June 16, 2009 Edition 1
Source: Cape Argus
Your editorial (“A mixed outcome”, June 11) claims the Constitutional Court’s decision on the eviction of the residents of Joe Slovo informal settlement to make way for N2 Gateway homes included the provision that “70 percent of the shack dwellers who were recorded as being resident there in 2000, and qualified for this housing, should be returned to the area once new homes have been built.”
This is incorrect.
The court decided that 70 percent of the N2 Gateway houses built in Joe Slovo should be allocated to the former and present residents, not that 70 percent of the residents should be returned to the area.

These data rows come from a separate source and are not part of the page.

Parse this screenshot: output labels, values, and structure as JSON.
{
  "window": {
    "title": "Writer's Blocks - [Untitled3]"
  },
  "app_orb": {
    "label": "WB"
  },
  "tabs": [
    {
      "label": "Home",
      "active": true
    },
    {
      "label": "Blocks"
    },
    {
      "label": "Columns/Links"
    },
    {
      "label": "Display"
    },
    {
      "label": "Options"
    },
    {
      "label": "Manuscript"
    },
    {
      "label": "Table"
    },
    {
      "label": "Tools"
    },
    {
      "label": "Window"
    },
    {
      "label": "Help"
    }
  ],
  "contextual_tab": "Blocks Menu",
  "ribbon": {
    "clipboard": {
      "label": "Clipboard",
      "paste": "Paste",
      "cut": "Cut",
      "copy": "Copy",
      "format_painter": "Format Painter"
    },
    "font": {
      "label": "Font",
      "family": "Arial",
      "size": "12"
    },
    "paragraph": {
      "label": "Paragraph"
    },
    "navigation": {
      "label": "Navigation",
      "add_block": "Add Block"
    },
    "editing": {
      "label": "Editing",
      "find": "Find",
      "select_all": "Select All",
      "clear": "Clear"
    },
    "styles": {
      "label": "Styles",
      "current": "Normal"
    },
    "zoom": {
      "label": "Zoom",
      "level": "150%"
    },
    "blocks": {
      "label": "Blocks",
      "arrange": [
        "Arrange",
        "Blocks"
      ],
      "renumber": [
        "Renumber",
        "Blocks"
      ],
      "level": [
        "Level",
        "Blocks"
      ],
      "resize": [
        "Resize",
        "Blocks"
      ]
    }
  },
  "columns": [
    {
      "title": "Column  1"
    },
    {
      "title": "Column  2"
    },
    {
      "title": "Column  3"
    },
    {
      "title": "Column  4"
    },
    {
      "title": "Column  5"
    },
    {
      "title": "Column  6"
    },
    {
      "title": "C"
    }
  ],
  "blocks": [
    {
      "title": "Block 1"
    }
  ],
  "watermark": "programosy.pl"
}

The difference is apparent. There are presently 4 386 households there, and possibly another 4 500 who were moved around 2005 to Delft. On your reckoning, 6 220 of these households should be returned to housing in Joe Slovo.
But only 1 500 houses are to be built. Thus, in reality only 1 050 households will return to Joe Slovo – not 70 percent but 12 percent of the present and former residents.
The remainder are to be evicted – apartheid-style – from Langa to the outskirts of the city in Delft.
There, they will be housed in concentration-camp-like temporary accommodation (which the Constitutional Court demands be of “decent quality” – a “decent” concentration camp!) and then, possibly, get N2 Gateway housing in Delft (though the process of allocation of that newly built housing is far from transparent).
N2 Gateway is essentially the national government’s programme. The city and now provincial DA government’s programme is even worse.
There is a backlog of 400 000 houses in the city, increasing by 18 000 a year – yet only 8 000 houses a year are being built.
Meanwhile the DA (despite proclaimed policies of free market entrepeneurism) is determined to prevent any overcrowded backyarders building shacks for themselves on vacant municipal land, as the recent violent and forcible prevention by Metro police of land occupations in Macassar, Mitchells Plain and Kraaifontein demonstrates.